Wann genau ich das Alleinsein verloren habe, kann ich nicht sagen, denn es ist schon fort, jetzt, wo ich hier sitze auf einem fremden Bett in einer unbekannten Stadt und feststelle, dass ich mir selbst nicht mehr genüge. Ich habe sie eingebüßt, die Fähigkeit, allein zu sein, in einem unbedachten Moment vermutlich, wie es mit allen Verlusten ist, irgendwann zwischen jenem Sommer in SanRemo und heute. Und niemand kann die Schuld tragen außer der Liebe, sie hat mir einen Schlüssel zur Zukunft gegeben und das Alleinsein - ich sehe es jetzt - genommen.
Wir waren Freunde, das Alleinsein und ich, an manchen Tagen wollten wir nur einander und sonst niemanden, ich brauchte dieses Gefühl, die Einzige zu sein, die die Luft in einem Raum atmet, wenigstens kurz, schon als Kind. Das Haus meiner Familie war, bevor unser Leben an einem Wintertag zerbrochen ist (in einem unbedachten Moment vermutlich) angefüllt mit Rufen und Lachen, mit Menschen und Gerüchen, Brüdern und Nachbarn.

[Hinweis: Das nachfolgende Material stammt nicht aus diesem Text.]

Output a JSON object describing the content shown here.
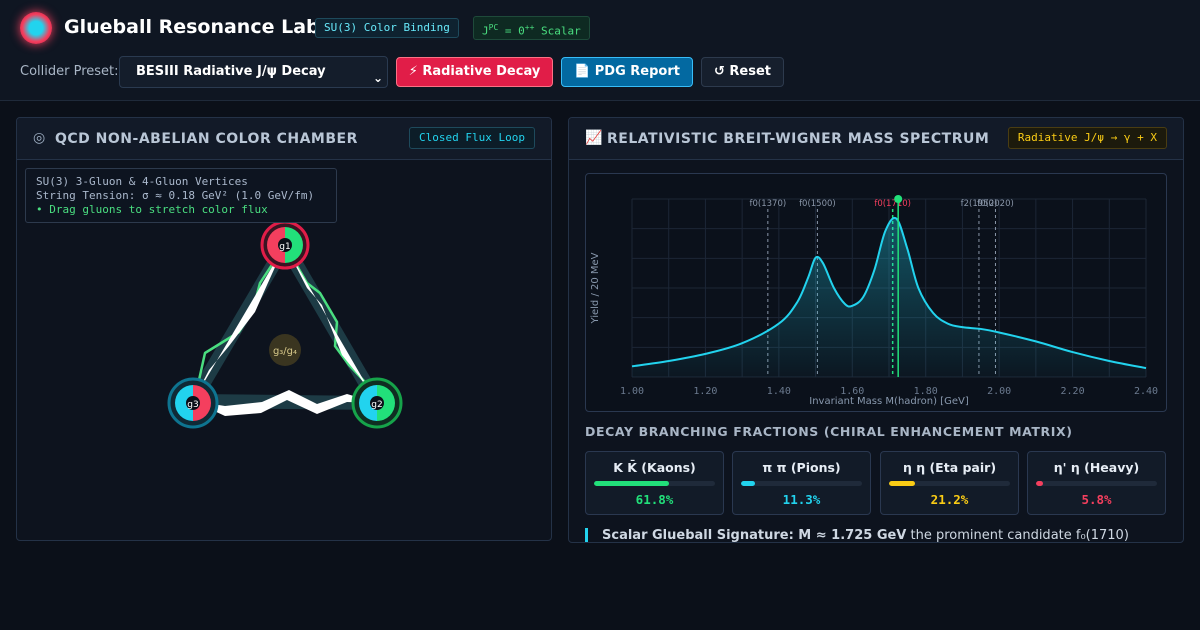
{
  "app": {
    "title": "Glueball Resonance Lab",
    "badge_binding": "SU(3) Color Binding",
    "badge_jpc_prefix": "J",
    "badge_jpc_sup": "PC",
    "badge_jpc_mid": " = 0",
    "badge_jpc_sup2": "++",
    "badge_jpc_suffix": " Scalar"
  },
  "toolbar": {
    "preset_label": "Collider Preset:",
    "preset_value": "BESIII Radiative J/ψ Decay",
    "radiative_label": "⚡ Radiative Decay",
    "pdg_label": "📄 PDG Report",
    "reset_label": "↺ Reset"
  },
  "left_panel": {
    "title": "QCD NON-ABELIAN COLOR CHAMBER",
    "tag": "Closed Flux Loop",
    "info_line1": "SU(3) 3-Gluon & 4-Gluon Vertices",
    "info_line2": "String Tension: σ ≈ 0.18 GeV² (1.0 GeV/fm)",
    "info_line3": "• Drag gluons to stretch color flux",
    "gluons": [
      "g1",
      "g2",
      "g3"
    ],
    "vertex_label": "g₃/g₄"
  },
  "right_panel": {
    "title": "RELATIVISTIC BREIT-WIGNER MASS SPECTRUM",
    "tag": "Radiative J/ψ → γ + X",
    "section_title": "DECAY BRANCHING FRACTIONS (CHIRAL ENHANCEMENT MATRIX)",
    "note_bold": "Scalar Glueball Signature: M ≈ 1.725 GeV",
    "note_rest": " the prominent candidate f₀(1710)"
  },
  "chart_data": {
    "type": "line",
    "xlabel": "Invariant Mass M(hadron) [GeV]",
    "ylabel": "Yield / 20 MeV",
    "xlim": [
      1.0,
      2.4
    ],
    "ylim": [
      0,
      1.0
    ],
    "x_ticks": [
      "1.00",
      "1.20",
      "1.40",
      "1.60",
      "1.80",
      "2.00",
      "2.20",
      "2.40"
    ],
    "grid": true,
    "series": [
      {
        "x": [
          1.0,
          1.1,
          1.2,
          1.3,
          1.4,
          1.45,
          1.48,
          1.5,
          1.52,
          1.55,
          1.58,
          1.6,
          1.63,
          1.66,
          1.69,
          1.72,
          1.75,
          1.78,
          1.82,
          1.86,
          1.9,
          1.95,
          2.0,
          2.1,
          2.2,
          2.3,
          2.4
        ],
        "values": [
          0.06,
          0.09,
          0.13,
          0.19,
          0.3,
          0.42,
          0.56,
          0.67,
          0.64,
          0.5,
          0.41,
          0.4,
          0.45,
          0.6,
          0.82,
          0.89,
          0.72,
          0.5,
          0.36,
          0.3,
          0.28,
          0.27,
          0.25,
          0.2,
          0.14,
          0.09,
          0.05
        ]
      }
    ],
    "markers": [
      {
        "label": "f0(1370)",
        "x": 1.37,
        "highlight": false
      },
      {
        "label": "f0(1500)",
        "x": 1.505,
        "highlight": false
      },
      {
        "label": "f0(1710)",
        "x": 1.71,
        "highlight": true
      },
      {
        "label": "f2(1950)",
        "x": 1.945,
        "highlight": false
      },
      {
        "label": "f0(2020)",
        "x": 1.99,
        "highlight": false
      }
    ],
    "cursor_x": 1.725
  },
  "branching": [
    {
      "name": "K K̄ (Kaons)",
      "value_text": "61.8%",
      "fraction": 0.618,
      "color": "#22e07a"
    },
    {
      "name": "π π (Pions)",
      "value_text": "11.3%",
      "fraction": 0.113,
      "color": "#22d3ee"
    },
    {
      "name": "η η (Eta pair)",
      "value_text": "21.2%",
      "fraction": 0.212,
      "color": "#facc15"
    },
    {
      "name": "η' η (Heavy)",
      "value_text": "5.8%",
      "fraction": 0.058,
      "color": "#f43f5e"
    }
  ]
}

Ich musste manchmal fliehen, um das Alleinsein zu finden, es wartete im Wald auf mich, versteckt auf einem Baum, es saß hinter der Kirche, wo die Weidenzweige den Boden berühren, und an Regentagen, an denen ich kein Draußenkind sein wollte, schloss es sich mit mir im Kleiderschrank ein, verborgen zwischen schützenden Stoffen, zufrieden damit, mit mir allein zu sein.

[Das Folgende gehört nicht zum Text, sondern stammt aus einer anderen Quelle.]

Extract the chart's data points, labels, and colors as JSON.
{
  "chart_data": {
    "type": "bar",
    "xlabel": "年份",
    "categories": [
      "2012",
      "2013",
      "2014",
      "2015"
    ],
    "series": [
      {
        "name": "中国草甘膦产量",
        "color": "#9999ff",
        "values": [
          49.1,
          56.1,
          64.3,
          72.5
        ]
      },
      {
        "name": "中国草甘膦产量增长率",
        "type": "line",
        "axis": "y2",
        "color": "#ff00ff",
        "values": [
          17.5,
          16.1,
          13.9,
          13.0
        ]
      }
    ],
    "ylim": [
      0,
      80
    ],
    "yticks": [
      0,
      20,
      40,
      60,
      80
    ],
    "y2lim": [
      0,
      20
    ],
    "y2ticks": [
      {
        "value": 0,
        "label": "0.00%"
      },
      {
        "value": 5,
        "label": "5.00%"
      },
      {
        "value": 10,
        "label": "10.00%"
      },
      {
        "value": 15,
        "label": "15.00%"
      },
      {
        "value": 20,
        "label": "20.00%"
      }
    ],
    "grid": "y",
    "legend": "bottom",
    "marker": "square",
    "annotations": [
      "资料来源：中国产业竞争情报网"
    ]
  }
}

Die Freundschaft blieb eng über die Jahre, zwischen dem Alleinsein und mir, ich fuhr allein zur Uni und nach hause, wanderte durch die Stadt und suchte mir Orte, neue Verstecke inmitten anderer Menschen, an denen ich sitzen, lesen, beobachten und schweigen konnte. Ich zog nach München, allein, und kostete das Alleinsein in der Fremde, wo man sich erst Kontakte erarbeiten und Beziehungen aufbauen muss, wo man freundlich sein und sich herzeigen muss, um sich in manchen Momenten wieder in sich zurückzuziehen. Aber dann, ich erkenne es jetzt, haben wir uns offenbar voneinander entfernt, wie es vielen guten Freunden geht, die plötzlich merken, dass sie einander schon seit Monaten nicht mehr gesehen und - schlimmer noch - nicht vermisst haben.

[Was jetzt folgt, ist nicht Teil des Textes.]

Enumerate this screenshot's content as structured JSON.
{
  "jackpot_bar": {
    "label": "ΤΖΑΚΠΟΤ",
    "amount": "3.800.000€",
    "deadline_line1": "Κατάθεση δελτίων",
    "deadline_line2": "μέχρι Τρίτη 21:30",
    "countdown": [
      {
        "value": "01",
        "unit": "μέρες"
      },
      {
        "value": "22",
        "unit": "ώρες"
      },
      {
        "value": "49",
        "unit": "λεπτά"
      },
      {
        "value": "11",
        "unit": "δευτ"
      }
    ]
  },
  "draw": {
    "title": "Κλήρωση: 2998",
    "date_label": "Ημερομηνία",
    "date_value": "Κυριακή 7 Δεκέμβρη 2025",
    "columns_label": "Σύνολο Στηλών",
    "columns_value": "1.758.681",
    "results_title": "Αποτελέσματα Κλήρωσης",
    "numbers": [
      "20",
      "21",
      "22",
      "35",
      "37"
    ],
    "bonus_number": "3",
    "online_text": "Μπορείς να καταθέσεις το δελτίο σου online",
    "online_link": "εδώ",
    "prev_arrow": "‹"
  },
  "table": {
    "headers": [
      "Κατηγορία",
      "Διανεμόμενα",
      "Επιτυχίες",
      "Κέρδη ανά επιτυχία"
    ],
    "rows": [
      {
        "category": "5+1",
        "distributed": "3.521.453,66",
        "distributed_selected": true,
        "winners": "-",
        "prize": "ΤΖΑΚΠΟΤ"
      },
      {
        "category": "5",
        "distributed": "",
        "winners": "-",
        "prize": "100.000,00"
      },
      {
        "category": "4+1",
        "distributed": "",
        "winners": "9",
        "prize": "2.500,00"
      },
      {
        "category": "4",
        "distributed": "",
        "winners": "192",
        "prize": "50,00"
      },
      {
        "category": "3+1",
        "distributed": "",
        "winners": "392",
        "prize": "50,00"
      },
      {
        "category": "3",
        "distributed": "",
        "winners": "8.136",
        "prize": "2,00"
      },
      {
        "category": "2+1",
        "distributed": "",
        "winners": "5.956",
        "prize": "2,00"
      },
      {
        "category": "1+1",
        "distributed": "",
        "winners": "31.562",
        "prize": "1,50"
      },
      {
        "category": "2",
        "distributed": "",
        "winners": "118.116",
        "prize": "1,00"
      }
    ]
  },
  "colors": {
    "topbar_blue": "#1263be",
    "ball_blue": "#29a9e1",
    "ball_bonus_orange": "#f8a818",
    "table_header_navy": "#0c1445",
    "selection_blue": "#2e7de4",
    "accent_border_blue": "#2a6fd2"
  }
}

Und wann ist es geschehen? War es in der Nacht, in der ich zum ersten Mal mit ihm in unserer gemeinsamen Wohnung übernachtet habe, war es, als wir unsere Zahnbürsten in denselben Becher gestellt haben oder war es ein Kuss zwischen Tür und Angel am Morgen, der ein Wiedersehen am Abend versprach? Ich bin an ihn gewachsen, langsam, Nacht für Nacht hat mein Körper seine Konturen an jene von ihm angepasst, der neben mir schlief, bis wir eines Morgens eine Einheit gebildet haben, die - und ich hätte es ahnen müssen - nicht mehr zu trennen wäre, nicht ohne Schmerzen.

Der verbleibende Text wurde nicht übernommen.